Infections take place indoors, so as few people as possible should meet there outside their households. In addition, one must keep in mind that infection takes place indoors even if one does not meet someone directly, but an infectious person has previously been in a poorly ventilated room!

 

The times of meetings and the times spent indoors should be kept as short as possible.

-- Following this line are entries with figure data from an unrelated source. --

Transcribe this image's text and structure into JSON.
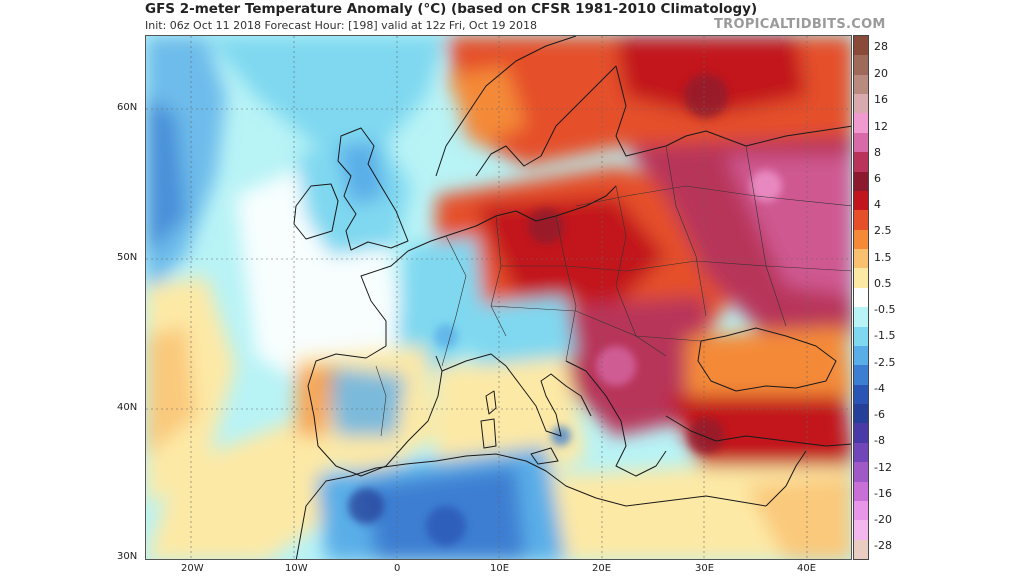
{
  "header": {
    "title": "GFS 2-meter Temperature Anomaly (°C) (based on CFSR 1981-2010 Climatology)",
    "subtitle": "Init: 06z Oct 11 2018   Forecast Hour: [198]   valid at 12z Fri, Oct 19 2018",
    "brand": "TROPICALTIDBITS.COM"
  },
  "map": {
    "region": "Europe",
    "lat_labels": [
      "60N",
      "50N",
      "40N",
      "30N"
    ],
    "lon_labels": [
      "20W",
      "10W",
      "0",
      "10E",
      "20E",
      "30E",
      "40E"
    ],
    "lat_range": [
      30,
      66
    ],
    "lon_range": [
      -25,
      44
    ]
  },
  "colorbar": {
    "labels": [
      "28",
      "20",
      "16",
      "12",
      "8",
      "6",
      "4",
      "2.5",
      "1.5",
      "0.5",
      "-0.5",
      "-1.5",
      "-2.5",
      "-4",
      "-6",
      "-8",
      "-12",
      "-16",
      "-20",
      "-28"
    ],
    "colors": [
      "#8a4a3a",
      "#a06a5a",
      "#b98a7e",
      "#d8a9ad",
      "#f09ad0",
      "#d86aa8",
      "#b8345a",
      "#8c1a2e",
      "#c2161e",
      "#e5502a",
      "#f48a38",
      "#f9c070",
      "#fde9a6",
      "#ffffff",
      "#b8f3f6",
      "#7fd8f0",
      "#5aaee8",
      "#3c7ed2",
      "#2a55b4",
      "#263f98",
      "#4a3aa8",
      "#7046b8",
      "#a05ac8",
      "#c870d8",
      "#e896e8",
      "#f2b8ee",
      "#e9cdc3"
    ]
  }
}
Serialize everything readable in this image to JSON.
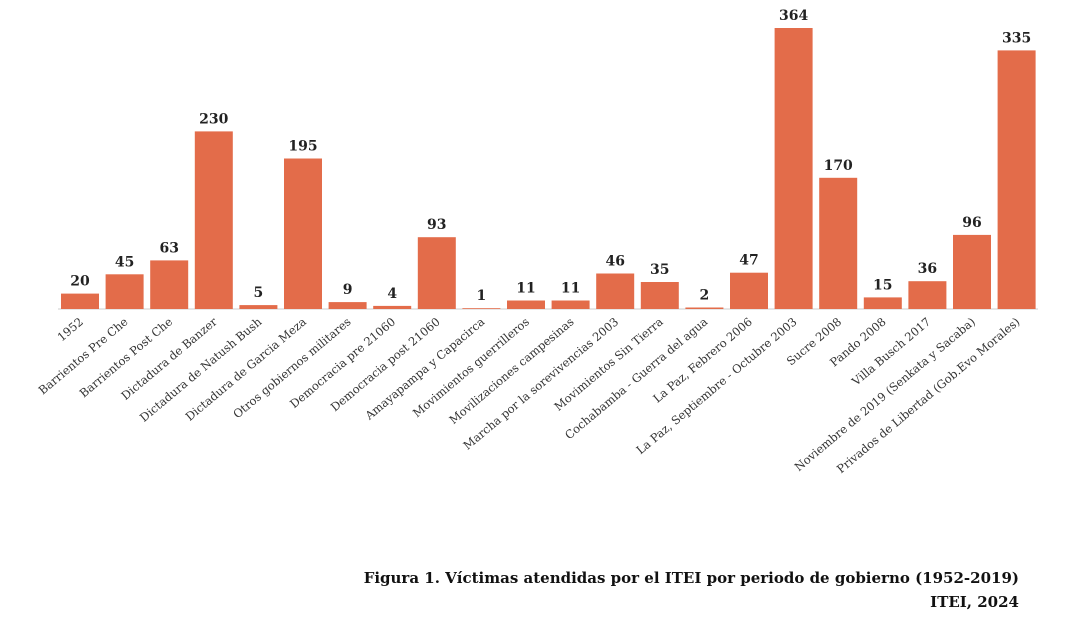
{
  "chart_data": {
    "type": "bar",
    "categories": [
      "1952",
      "Barrientos Pre Che",
      "Barrientos Post Che",
      "Dictadura de Banzer",
      "Dictadura de Natush Bush",
      "Dictadura de Garcia Meza",
      "Otros gobiernos militares",
      "Democracia pre 21060",
      "Democracia post 21060",
      "Amayapampa y Capacirca",
      "Movimientos guerrilleros",
      "Movilizaciones campesinas",
      "Marcha por la sorevivencias 2003",
      "Movimientos Sin Tierra",
      "Cochabamba - Guerra del agua",
      "La Paz, Febrero 2006",
      "La Paz, Septiembre - Octubre 2003",
      "Sucre 2008",
      "Pando 2008",
      "Villa Busch 2017",
      "Noviembre de 2019 (Senkata y Sacaba)",
      "Privados de Libertad (Gob.Evo Morales)"
    ],
    "values": [
      20,
      45,
      63,
      230,
      5,
      195,
      9,
      4,
      93,
      1,
      11,
      11,
      46,
      35,
      2,
      47,
      364,
      170,
      15,
      36,
      96,
      335
    ],
    "ylim": [
      0,
      364
    ],
    "grid": false,
    "bar_color": "#E36C4A",
    "title": "",
    "xlabel": "",
    "ylabel": ""
  },
  "caption": {
    "title": "Figura 1. Víctimas atendidas por el ITEI por periodo de gobierno (1952-2019)",
    "source": "ITEI, 2024"
  }
}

One should create outdoor-like conditions by frequent shock or cross-ventilation.

 

Wearing effective masks is necessary indoors. Wearing a mask in the pedestrian zone and then having a coffee table in your own living room without a mask is not what we as experts understand by infection prevention. It should be noted that the tight fit of the mask is at least as important for its effectiveness as the separation efficiency of the material.

 

Room air cleaners and filters should be installed wherever people have to stay in enclosed spaces for long periods of time (residential homes, schools, homes for the elderly and nursing homes, care facilities, offices and other workplaces).

 

In large halls and rooms, the risk of infection is much lower than in small assembly rooms. So if you want to hold theatre, concerts and church services again, this should take place in large, well-ventilated halls or, if possible, move outdoors.

 

The combination of these measures leads to success. If this is communicated appropriately, people will also regain some of their freedom of movement during this difficult time. People who meet for coffee in the pedestrian zone do not have to invite anyone into their living room. There, compliance with the known hygiene rules is to be expected, but not at home.